Als Besitzer einer älteren Maestro Karte WestLB/Payback mit paypass als kontaktlose Schnittstele hat es bei Aldi-Nord ratz-fatz funktioniert. Obwohl für das Kassenpersonal das vielleicht die erste praktische Anwendung war , ging das ziemlich reibungslos:
Karte zücken , in die Nähe des Lesers halten, Bestätigung abwarten(piep), Kassenzettel drucken. Die Transaktion hat vielleicht 3 Sekunden gedauert. Eine simple Karte ohne das eher riskantere ,aufwändigere Smartphoneverfahren ist für die Echtzeitaktion optimal.
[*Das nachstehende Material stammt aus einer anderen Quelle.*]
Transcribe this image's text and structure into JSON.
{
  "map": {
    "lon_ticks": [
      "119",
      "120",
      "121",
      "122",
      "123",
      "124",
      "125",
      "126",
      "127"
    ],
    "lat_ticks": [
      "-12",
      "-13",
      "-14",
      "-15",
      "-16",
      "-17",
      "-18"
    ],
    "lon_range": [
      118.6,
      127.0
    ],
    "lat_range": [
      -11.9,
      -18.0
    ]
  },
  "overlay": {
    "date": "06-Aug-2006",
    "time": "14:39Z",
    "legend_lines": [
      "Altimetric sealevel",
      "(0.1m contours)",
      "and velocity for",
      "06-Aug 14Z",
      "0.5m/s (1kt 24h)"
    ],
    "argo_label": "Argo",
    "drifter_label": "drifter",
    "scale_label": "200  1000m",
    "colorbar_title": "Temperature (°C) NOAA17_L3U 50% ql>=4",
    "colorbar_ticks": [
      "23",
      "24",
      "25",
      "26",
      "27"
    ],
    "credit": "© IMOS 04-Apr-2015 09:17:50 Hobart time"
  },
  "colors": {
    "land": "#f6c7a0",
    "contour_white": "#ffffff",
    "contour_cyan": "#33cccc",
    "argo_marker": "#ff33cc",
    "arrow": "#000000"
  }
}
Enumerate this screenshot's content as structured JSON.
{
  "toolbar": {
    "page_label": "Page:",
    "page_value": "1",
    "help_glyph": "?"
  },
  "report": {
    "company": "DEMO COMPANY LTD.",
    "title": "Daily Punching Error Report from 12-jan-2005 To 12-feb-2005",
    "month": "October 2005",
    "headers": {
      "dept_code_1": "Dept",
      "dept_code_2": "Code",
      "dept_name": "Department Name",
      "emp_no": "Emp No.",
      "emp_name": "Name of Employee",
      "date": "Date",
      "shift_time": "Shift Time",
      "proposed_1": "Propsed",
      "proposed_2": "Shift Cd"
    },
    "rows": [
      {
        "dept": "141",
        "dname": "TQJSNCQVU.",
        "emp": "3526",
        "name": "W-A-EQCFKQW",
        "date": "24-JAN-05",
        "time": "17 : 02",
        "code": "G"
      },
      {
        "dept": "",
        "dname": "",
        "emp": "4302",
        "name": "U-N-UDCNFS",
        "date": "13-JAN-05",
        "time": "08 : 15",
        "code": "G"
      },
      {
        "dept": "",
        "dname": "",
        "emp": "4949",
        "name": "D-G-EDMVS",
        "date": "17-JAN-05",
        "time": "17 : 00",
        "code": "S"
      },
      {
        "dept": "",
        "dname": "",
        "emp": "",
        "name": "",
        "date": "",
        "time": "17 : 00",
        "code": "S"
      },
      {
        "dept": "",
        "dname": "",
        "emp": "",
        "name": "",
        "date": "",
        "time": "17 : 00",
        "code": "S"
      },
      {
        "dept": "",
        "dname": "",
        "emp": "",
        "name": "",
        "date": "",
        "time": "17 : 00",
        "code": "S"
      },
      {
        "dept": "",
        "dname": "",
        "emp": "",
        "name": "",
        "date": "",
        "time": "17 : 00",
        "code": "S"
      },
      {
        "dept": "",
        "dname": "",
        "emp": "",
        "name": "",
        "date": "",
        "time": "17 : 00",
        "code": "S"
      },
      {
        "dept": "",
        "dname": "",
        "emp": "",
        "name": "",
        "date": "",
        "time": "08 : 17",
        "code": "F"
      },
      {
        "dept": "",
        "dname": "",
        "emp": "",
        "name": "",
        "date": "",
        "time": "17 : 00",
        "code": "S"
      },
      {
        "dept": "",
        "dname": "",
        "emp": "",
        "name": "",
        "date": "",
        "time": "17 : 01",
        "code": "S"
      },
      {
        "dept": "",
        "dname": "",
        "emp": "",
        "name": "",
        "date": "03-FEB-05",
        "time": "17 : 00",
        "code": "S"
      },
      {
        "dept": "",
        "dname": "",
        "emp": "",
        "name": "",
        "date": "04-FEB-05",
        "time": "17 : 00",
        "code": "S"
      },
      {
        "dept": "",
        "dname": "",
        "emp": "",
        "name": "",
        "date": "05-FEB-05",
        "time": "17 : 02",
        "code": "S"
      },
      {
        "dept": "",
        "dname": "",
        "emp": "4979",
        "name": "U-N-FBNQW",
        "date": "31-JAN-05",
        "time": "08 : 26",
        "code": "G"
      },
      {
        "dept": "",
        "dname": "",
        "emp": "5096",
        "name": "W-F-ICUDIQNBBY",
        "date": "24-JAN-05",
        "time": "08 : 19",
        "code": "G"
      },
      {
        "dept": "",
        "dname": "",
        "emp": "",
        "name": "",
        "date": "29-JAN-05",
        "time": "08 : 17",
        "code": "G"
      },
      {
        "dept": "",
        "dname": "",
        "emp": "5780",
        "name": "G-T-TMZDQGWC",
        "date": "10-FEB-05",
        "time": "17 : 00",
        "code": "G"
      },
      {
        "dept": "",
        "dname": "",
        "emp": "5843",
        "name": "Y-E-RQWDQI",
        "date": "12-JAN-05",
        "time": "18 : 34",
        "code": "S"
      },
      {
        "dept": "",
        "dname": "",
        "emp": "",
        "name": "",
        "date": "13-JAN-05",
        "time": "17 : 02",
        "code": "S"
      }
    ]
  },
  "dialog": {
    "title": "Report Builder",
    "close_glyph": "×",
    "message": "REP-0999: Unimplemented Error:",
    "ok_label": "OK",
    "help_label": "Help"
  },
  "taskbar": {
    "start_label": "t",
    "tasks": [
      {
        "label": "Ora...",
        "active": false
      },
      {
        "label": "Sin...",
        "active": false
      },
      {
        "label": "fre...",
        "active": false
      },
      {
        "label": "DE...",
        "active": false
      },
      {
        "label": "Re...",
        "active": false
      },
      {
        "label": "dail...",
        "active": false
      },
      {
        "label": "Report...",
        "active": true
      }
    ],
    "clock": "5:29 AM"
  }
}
Ich frage mich allerdings warum gegenwärtig das kontaktlose Verfahren girogo der deutschen Kreditwirtschaft nicht unterstützt wird. Immerhin sind so ziemlich alle neu ausgegenen Karten der Sparkassen dazu fähig.
Nachdem zwischenzeitlich auch Restriktionen der BaFin zur Nutzung von kontoungebundenen Bezahlkarten (WhiteCards) gelocketrt wurden , wären auch datenschutzrechtliche Bedenken gemildert.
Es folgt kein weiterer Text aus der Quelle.